There is a specialty headache that needs some attention paid to it called an “Exertional Headache”. This is typically a sudden, extreme headache that comes on during exertion or physical strain. For some, this can feel like a “Thunderclap”. Headaches that appear in the back of the head are of particular importance. For some, these headaches appear with straining, during a lift, during bowel movements, with orgasm, or even with extreme coughing or vomiting.
When the headache begins in the back of the head, sometimes it will spread out over the musculature of the head, to the sides, temples and the front. This may feel like a headache “inside the head and out”, almost like two different headaches – one you can rub, and one you can not. Some headaches can feel like they are behind or around the eyes. These are headaches we have to watch out for. You can read more here about cough headaches or exertional headaches.
Some exertional headaches are problematic but uncomplicated. However, a subset of these suboccipital headaches could be what is called a “Sentinel Headache”, which occurs in a percentage of cases at some point just before or within two weeks before an inter-cranial bleed, or hemorrhage, called a Subarachnoid Hemorrhage. This headache can be sudden, extreme, is often pulsing, and may come with neurological signatures like sounds, numbness, visual disturbances, or dizziness. Occasionally, the victim will feel they are “blacking out”. Extreme or persistent vomiting is another warning sign. Pay attention to whether symptoms are on on one side or both. Neck rigidity is another immediate concern.

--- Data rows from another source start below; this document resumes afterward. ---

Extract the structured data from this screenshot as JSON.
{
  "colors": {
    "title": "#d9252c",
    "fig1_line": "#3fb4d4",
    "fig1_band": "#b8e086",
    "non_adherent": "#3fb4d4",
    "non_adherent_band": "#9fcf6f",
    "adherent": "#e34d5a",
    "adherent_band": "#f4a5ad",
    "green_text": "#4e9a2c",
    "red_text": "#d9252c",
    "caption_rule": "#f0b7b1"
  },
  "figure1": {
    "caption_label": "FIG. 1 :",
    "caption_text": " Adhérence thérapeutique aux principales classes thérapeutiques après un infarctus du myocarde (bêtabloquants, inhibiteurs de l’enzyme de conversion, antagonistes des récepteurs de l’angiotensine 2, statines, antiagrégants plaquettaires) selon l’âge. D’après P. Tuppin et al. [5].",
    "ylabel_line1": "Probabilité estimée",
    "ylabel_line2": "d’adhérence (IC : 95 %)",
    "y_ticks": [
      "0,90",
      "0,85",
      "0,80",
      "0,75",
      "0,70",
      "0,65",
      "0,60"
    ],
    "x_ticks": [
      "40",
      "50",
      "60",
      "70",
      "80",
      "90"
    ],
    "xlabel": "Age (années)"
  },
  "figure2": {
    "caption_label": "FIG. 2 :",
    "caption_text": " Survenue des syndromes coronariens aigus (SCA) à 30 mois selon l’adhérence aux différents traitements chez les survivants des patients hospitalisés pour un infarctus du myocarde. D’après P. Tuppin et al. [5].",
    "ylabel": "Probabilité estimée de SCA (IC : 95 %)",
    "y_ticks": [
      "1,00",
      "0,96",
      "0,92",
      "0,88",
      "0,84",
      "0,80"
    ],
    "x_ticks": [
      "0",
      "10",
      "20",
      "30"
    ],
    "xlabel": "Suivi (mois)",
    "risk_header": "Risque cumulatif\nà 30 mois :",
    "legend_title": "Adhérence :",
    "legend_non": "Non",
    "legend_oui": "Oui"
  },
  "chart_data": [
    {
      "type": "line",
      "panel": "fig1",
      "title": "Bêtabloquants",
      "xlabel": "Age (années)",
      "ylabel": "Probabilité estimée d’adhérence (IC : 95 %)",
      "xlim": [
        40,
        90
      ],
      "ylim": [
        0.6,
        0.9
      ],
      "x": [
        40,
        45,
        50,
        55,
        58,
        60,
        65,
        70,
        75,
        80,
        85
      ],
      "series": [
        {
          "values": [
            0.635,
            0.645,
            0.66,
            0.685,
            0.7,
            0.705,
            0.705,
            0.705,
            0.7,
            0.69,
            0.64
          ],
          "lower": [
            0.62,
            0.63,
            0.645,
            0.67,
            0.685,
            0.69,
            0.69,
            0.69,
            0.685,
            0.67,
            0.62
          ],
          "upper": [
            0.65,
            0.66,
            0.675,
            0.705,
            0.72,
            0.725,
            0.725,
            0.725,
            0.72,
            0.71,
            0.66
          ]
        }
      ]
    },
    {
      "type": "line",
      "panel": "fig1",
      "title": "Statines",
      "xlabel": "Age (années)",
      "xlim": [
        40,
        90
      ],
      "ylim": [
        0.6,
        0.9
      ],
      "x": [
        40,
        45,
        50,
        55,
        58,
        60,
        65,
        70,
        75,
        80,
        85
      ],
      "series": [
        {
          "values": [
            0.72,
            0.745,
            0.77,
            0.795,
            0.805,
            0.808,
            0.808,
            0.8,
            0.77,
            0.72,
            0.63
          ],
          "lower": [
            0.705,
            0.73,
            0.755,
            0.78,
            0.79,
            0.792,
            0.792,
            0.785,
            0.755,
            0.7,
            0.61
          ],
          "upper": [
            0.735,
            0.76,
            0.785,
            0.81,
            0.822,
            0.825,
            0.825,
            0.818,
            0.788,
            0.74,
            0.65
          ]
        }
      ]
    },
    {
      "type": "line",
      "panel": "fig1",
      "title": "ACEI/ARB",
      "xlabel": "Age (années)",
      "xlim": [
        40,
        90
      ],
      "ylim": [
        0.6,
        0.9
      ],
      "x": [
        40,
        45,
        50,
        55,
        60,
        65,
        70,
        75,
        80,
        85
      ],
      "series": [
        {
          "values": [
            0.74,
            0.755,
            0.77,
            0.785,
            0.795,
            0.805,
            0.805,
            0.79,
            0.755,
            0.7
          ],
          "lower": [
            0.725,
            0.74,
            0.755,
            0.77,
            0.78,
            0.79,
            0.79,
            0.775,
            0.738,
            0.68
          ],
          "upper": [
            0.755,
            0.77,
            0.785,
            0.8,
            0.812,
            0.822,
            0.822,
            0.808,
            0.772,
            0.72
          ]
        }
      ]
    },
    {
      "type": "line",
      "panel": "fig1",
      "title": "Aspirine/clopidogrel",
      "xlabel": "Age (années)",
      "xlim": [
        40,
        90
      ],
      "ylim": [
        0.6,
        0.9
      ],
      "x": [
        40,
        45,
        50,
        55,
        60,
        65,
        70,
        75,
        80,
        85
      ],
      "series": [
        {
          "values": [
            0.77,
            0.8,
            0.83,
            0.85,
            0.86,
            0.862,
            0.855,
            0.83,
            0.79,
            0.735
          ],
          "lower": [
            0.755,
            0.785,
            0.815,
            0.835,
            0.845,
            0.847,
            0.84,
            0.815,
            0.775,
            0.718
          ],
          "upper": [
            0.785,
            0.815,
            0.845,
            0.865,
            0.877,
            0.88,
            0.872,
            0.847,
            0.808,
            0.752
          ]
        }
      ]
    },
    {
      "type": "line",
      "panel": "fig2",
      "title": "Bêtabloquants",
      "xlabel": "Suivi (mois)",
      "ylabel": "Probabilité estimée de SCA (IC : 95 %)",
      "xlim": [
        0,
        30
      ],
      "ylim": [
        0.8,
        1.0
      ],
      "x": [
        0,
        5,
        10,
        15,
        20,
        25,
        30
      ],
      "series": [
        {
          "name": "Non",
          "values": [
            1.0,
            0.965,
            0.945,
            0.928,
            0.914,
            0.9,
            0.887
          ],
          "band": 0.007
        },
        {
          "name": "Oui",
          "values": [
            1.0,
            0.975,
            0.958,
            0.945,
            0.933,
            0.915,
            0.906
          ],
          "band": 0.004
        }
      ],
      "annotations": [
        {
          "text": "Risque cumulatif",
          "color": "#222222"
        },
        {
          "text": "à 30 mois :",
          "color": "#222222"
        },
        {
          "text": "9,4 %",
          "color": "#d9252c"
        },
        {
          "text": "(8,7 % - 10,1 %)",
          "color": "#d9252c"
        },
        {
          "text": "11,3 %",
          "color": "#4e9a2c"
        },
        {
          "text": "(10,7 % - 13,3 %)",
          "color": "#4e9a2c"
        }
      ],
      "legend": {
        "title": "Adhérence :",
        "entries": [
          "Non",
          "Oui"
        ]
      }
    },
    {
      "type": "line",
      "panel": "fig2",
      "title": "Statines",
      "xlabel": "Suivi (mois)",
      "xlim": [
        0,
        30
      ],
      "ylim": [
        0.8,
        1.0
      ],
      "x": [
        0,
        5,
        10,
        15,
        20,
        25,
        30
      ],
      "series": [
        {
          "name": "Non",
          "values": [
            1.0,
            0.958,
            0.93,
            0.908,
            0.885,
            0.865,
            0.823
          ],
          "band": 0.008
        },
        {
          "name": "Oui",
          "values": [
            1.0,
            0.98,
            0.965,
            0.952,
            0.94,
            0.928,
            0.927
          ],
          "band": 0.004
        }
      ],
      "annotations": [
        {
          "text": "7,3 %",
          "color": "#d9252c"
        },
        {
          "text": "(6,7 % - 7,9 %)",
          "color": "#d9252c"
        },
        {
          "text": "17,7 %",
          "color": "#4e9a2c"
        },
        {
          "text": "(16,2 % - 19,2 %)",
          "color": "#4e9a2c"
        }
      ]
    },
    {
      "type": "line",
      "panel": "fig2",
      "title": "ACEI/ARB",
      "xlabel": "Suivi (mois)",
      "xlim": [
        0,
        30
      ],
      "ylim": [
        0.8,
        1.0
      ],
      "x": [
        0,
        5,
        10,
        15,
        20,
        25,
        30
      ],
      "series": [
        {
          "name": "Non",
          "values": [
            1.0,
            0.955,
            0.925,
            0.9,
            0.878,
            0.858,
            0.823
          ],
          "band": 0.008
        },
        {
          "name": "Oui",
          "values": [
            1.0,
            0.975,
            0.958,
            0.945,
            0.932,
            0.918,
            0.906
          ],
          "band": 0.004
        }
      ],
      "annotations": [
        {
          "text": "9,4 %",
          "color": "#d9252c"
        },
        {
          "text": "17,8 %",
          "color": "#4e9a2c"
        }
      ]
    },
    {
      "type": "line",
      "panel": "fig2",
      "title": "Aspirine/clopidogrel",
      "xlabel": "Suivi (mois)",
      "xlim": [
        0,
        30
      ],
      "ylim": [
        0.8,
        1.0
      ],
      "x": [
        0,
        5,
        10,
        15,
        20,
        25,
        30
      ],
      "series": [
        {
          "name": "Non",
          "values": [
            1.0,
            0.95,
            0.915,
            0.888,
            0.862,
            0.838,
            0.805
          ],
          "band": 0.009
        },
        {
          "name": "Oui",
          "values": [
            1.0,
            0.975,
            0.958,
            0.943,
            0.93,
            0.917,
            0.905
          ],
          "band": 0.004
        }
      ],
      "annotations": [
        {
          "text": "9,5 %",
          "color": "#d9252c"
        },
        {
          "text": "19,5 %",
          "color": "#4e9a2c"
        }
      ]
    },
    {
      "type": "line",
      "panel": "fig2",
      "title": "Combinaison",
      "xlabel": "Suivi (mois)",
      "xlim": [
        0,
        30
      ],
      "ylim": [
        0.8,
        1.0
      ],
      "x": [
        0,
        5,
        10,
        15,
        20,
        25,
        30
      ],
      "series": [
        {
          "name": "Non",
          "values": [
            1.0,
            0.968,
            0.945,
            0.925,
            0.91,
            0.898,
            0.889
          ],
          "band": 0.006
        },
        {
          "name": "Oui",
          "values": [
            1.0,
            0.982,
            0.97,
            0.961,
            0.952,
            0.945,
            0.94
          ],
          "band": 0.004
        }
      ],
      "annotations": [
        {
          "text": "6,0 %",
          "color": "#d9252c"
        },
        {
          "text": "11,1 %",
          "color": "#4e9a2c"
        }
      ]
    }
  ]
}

An inter-cranial bleed is a big deal. Sometimes these “thunderclap” headaches occur because a small berry aneurysm is leaking into the spinal fluid. The brain is very sensitive to this. If this tiny blood seepage goes “all the way” and blows out, it becomes a subarachnoid hemorrhage and can possibly lead to a fatal stroke without immediate intervention. You can read more here.
Headaches with some or all of these symptoms should be worked up. This is typically an ER referral rather than an Urgent or Zoom care. However, if there is any neurological issue, such as numbness, tingling, dizziness, vomiting, perhaps an Emergency Room, which is closer to a CT Scanner or the possibility of further intervention, is the best bet. As with almost all headaches, confusion, loss of alertness or slurring of words is an immediate referral for consultation.

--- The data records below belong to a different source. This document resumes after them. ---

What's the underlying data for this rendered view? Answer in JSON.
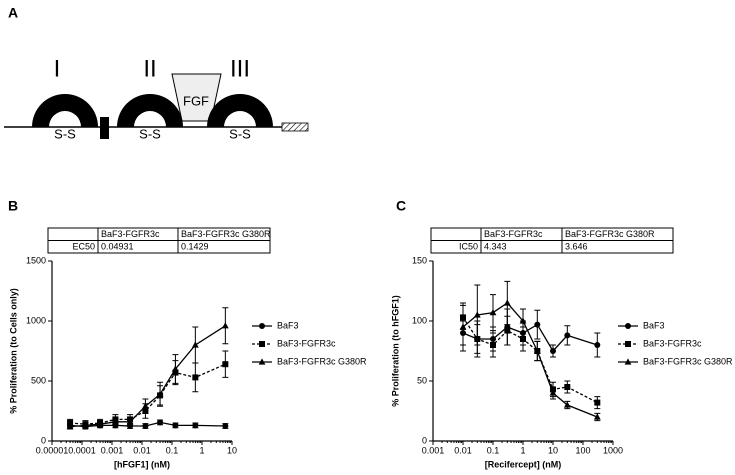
{
  "diagram": {
    "panel_label": "A",
    "domains": [
      "I",
      "II",
      "III"
    ],
    "ligand": "FGF",
    "bonds": [
      "S-S",
      "S-S",
      "S-S"
    ]
  },
  "chart_data": [
    {
      "type": "scatter",
      "panel_label": "B",
      "table": {
        "columns": [
          "BaF3-FGFR3c",
          "BaF3-FGFR3c G380R"
        ],
        "rows": [
          [
            "EC50",
            "0.04931",
            "0.1429"
          ]
        ]
      },
      "xlabel": "[hFGF1] (nM)",
      "ylabel": "% Proliferation (to Cells only)",
      "xscale": "log",
      "xlim": [
        1e-05,
        10
      ],
      "xticks": [
        1e-05,
        0.0001,
        0.001,
        0.01,
        0.1,
        1,
        10
      ],
      "ylim": [
        0,
        1500
      ],
      "yticks": [
        0,
        500,
        1000,
        1500
      ],
      "legend": "right",
      "x": [
        4e-05,
        0.00013,
        0.0004,
        0.0013,
        0.004,
        0.013,
        0.04,
        0.13,
        0.6,
        6
      ],
      "series": [
        {
          "name": "BaF3",
          "color": "#000000",
          "marker": "circle",
          "dashed": false,
          "values": [
            130,
            120,
            130,
            130,
            125,
            125,
            155,
            130,
            130,
            125
          ],
          "errors": [
            20,
            20,
            20,
            20,
            20,
            20,
            20,
            20,
            20,
            20
          ]
        },
        {
          "name": "BaF3-FGFR3c",
          "color": "#000000",
          "marker": "square",
          "dashed": true,
          "values": [
            150,
            140,
            150,
            180,
            180,
            250,
            380,
            570,
            530,
            640
          ],
          "errors": [
            30,
            30,
            30,
            40,
            40,
            60,
            80,
            100,
            120,
            110
          ]
        },
        {
          "name": "BaF3-FGFR3c G380R",
          "color": "#000000",
          "marker": "triangle",
          "dashed": false,
          "values": [
            120,
            130,
            140,
            160,
            160,
            290,
            390,
            600,
            800,
            960
          ],
          "errors": [
            20,
            20,
            20,
            30,
            30,
            60,
            100,
            120,
            150,
            150
          ]
        }
      ]
    },
    {
      "type": "scatter",
      "panel_label": "C",
      "table": {
        "columns": [
          "BaF3-FGFR3c",
          "BaF3-FGFR3c G380R"
        ],
        "rows": [
          [
            "IC50",
            "4.343",
            "3.646"
          ]
        ]
      },
      "xlabel": "[Recifercept] (nM)",
      "ylabel": "% Proliferation (to hFGF1)",
      "xscale": "log",
      "xlim": [
        0.001,
        1000
      ],
      "xticks": [
        0.001,
        0.01,
        0.1,
        1,
        10,
        100,
        1000
      ],
      "ylim": [
        0,
        150
      ],
      "yticks": [
        0,
        50,
        100,
        150
      ],
      "legend": "right",
      "x": [
        0.01,
        0.03,
        0.1,
        0.3,
        1,
        3,
        10,
        30,
        300
      ],
      "series": [
        {
          "name": "BaF3",
          "color": "#000000",
          "marker": "circle",
          "dashed": false,
          "values": [
            90,
            85,
            85,
            95,
            90,
            97,
            75,
            88,
            80
          ],
          "errors": [
            10,
            12,
            10,
            15,
            10,
            12,
            5,
            8,
            10
          ]
        },
        {
          "name": "BaF3-FGFR3c",
          "color": "#000000",
          "marker": "square",
          "dashed": true,
          "values": [
            103,
            85,
            80,
            92,
            85,
            75,
            43,
            45,
            32
          ],
          "errors": [
            10,
            15,
            10,
            12,
            10,
            8,
            6,
            5,
            5
          ]
        },
        {
          "name": "BaF3-FGFR3c G380R",
          "color": "#000000",
          "marker": "triangle",
          "dashed": false,
          "values": [
            95,
            105,
            107,
            115,
            100,
            75,
            40,
            30,
            20
          ],
          "errors": [
            20,
            25,
            15,
            18,
            10,
            8,
            5,
            3,
            3
          ]
        }
      ]
    }
  ]
}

Your Medical workup may include a Diagnostic Ultrasound, a CT Scan, a CT-Angiogram, an MRI or even a spinal tap.
This issue is unfortunately not a Chiropractic adjustment correction; we can consider that afterwards. Our focus will be about making sure you are safe, starting to diagnose you properly and getting you to a facility where you could have all of your needs met. We will typically refer 100% of these headache cases to Urgent Care or the Emergency Room. The objective is to get you the care that you need, as directly as possible. We can talk about all those easier headaches at a later date.